Very nice take! I loved Elliott Yamin at the end. Thanks for sharing your thoughts.

Anonymous said...

I agree with your statement. Elliott was certainly the most talented. I'm still not sure he didn't win. I have many questions as to the validity of that show. Will not watch anymore.

zoe p. said...

"The theater - strange coincidence! - was one of Dads' big passions; he and Mums went to see all the touring companies in Salt Lake City and had tickets every night, nearly, when they came to New York for medical meetings. Not leg shows, either; Dads' favorite playwright, after Shakespeare, was Bernard Shaw."

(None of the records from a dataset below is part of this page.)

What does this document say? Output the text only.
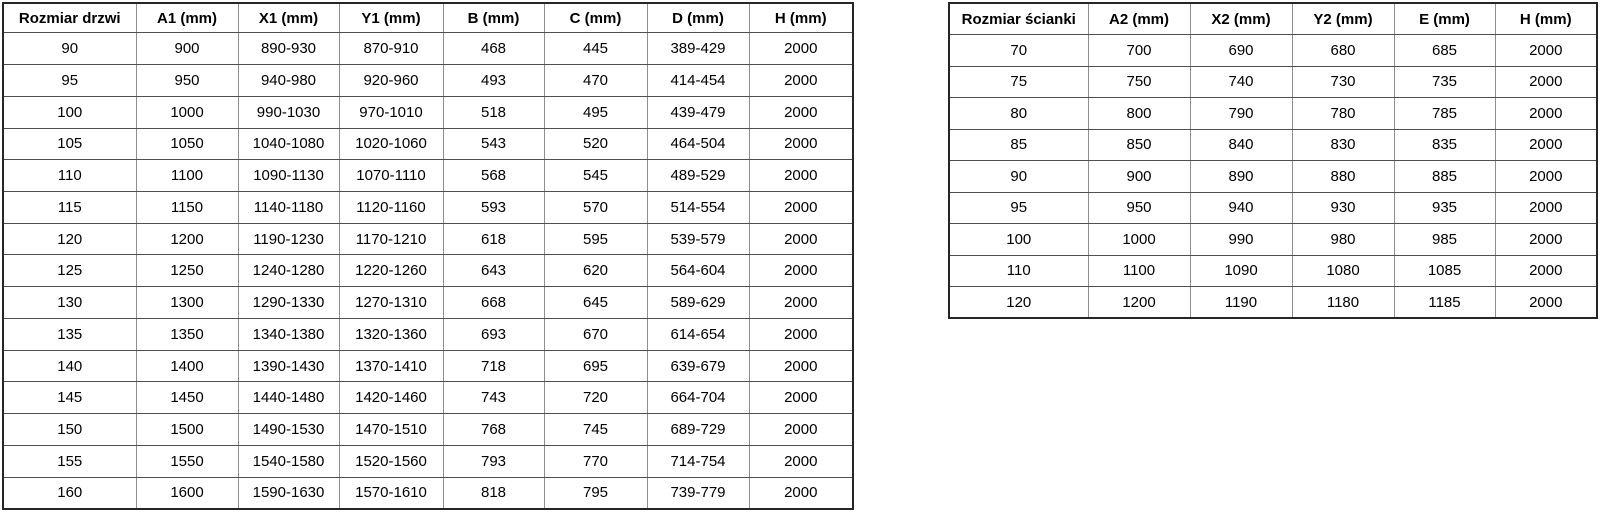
Rozmiar drzwi	A1 (mm)	X1 (mm)	Y1 (mm)	B (mm)	C (mm)	D (mm)	H (mm)
90	900	890-930	870-910	468	445	389-429	2000
95	950	940-980	920-960	493	470	414-454	2000
100	1000	990-1030	970-1010	518	495	439-479	2000
105	1050	1040-1080	1020-1060	543	520	464-504	2000
110	1100	1090-1130	1070-1110	568	545	489-529	2000
115	1150	1140-1180	1120-1160	593	570	514-554	2000
120	1200	1190-1230	1170-1210	618	595	539-579	2000
125	1250	1240-1280	1220-1260	643	620	564-604	2000
130	1300	1290-1330	1270-1310	668	645	589-629	2000
135	1350	1340-1380	1320-1360	693	670	614-654	2000
140	1400	1390-1430	1370-1410	718	695	639-679	2000
145	1450	1440-1480	1420-1460	743	720	664-704	2000
150	1500	1490-1530	1470-1510	768	745	689-729	2000
155	1550	1540-1580	1520-1560	793	770	714-754	2000
160	1600	1590-1630	1570-1610	818	795	739-779	2000
Rozmiar ścianki	A2 (mm)	X2 (mm)	Y2 (mm)	E (mm)	H (mm)
70	700	690	680	685	2000
75	750	740	730	735	2000
80	800	790	780	785	2000
85	850	840	830	835	2000
90	900	890	880	885	2000
95	950	940	930	935	2000
100	1000	990	980	985	2000
110	1100	1090	1080	1085	2000
120	1200	1190	1180	1185	2000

This is from The Group, what else is new? Musical as leg show as old-fashioned heterosexual pleasure . . . but old-fashioned heterosexual pleasure that is beneath "Dads" . . . ?

Brian Darr said...

My audience for Dreamgirls (a sparsely attended late evening multiplex showing in downtown San Francisco) included a group of young adults who absolutely COULD NOT keep from loudly expressing their disapproval whenever a character "broke into song". They were fine with the numbers clearly delineated as "performances" in keeping with a backstage musical like those of Berkeley's day. But any singing not justified by a plot turn was accompanied by sustained vocal protest. That includes "And I Am Telling You I'm Not Going".

Anonymous said...

Just weighing in on the last part of your blog.... Yep, Elliott was clearly THE highlight of the last season. And thank goodness for Youtube - AI tried their darndest to hide him during the early part of the show! That voice is just amazing - and he's got such a great voice and heart to go with it!